Robot exclusion with robots.txt file

robots.txt is a text file that instructs search engine robots what pages within a website they do not have permission to index. If you have a web page (or a file or directory) that you do not want the robots to index (because it is a log file, a private directory, etc.), you may restrict the robots permission to that file by using a robots.txt file. When a robot attempts to index a site, it requests the robots.txt file first.

Suppose a search engine robot is about to index http://www.scriptingmaster.com. First, the robot will request http://www.scriptingmaster.com/robots.txt. (If the robots.txt file does not exist or is empty, the robot will index all files. Also, the file name is case-sensitive: it must be in lowercase. Note the robots.txt file must be in the root directory of a web site.) Then, it analyzes the robots.txt file for instructions on what documents from www.scriptingmaster.com it should exclude from indexing.

If you do not already have robots.txt file, it can be created with Notepad or some other text editor. Make sure you save your file in the root directory of the website and it must be saved as robots.txt.

The basic format of robots.txt file is listing of the particular spider whose access you want to limit and statements that specify which directory paths to disallow. You can also use the wildcard * to specifies rules for all spiders. For instance, the following:

User-agent: *
Disallow: /images/

denies access to the images folder for all spiders. If, however, you wanted to deny access to a specific spider such as Googlebot (Google's spider), you would add to you robots.txt file:

User-agent: Googlebot
Disallow: /images/

This denies access to the images folder for the Googlebot spider.

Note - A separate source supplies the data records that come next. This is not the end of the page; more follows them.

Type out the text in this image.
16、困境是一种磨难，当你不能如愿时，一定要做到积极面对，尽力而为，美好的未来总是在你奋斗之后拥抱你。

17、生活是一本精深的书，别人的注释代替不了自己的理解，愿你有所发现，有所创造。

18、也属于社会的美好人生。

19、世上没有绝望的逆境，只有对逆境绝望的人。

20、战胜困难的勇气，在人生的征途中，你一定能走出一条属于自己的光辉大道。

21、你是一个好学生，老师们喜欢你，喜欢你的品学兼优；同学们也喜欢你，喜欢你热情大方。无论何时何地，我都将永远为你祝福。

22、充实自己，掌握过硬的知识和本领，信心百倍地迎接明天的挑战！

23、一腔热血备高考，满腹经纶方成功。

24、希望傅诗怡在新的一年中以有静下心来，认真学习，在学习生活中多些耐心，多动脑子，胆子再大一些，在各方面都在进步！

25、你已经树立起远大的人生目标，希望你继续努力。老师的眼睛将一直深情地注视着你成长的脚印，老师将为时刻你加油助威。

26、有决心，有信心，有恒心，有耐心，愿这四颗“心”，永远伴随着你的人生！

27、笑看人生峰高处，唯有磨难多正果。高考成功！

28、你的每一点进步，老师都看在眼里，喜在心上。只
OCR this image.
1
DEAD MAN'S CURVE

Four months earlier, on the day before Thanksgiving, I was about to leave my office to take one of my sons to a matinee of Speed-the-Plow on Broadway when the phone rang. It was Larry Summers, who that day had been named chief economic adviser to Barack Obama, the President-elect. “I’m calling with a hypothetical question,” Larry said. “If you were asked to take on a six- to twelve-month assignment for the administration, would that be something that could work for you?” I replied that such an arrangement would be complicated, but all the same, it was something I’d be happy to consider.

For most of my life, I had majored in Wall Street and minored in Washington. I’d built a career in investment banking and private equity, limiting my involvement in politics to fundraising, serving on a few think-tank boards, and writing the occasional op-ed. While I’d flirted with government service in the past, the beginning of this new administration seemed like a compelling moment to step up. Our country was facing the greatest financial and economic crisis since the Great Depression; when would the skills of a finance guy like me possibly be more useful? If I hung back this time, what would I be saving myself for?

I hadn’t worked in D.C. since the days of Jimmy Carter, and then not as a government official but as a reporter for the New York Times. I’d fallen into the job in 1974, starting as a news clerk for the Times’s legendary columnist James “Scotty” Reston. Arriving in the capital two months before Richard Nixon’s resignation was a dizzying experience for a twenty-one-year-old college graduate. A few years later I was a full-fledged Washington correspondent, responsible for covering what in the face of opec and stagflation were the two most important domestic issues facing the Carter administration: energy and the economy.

To deny access to a specific file, specify the user agent and location of the file:

User-agent: *
Disallow: /temp.htm
Disallow: /contact-us/contact.htm

This denies access to all spiders to the temp.htm and contact-us/contact.htm files. Note the temp.htm is located in the root directory of the website and contact.htm is located in folder called contact.

When creating robots.txt file make sure not to reveal any files that contains sensitive or private information. By revealing the location of those files, you may aid malicious visitors or robots to misuse the files.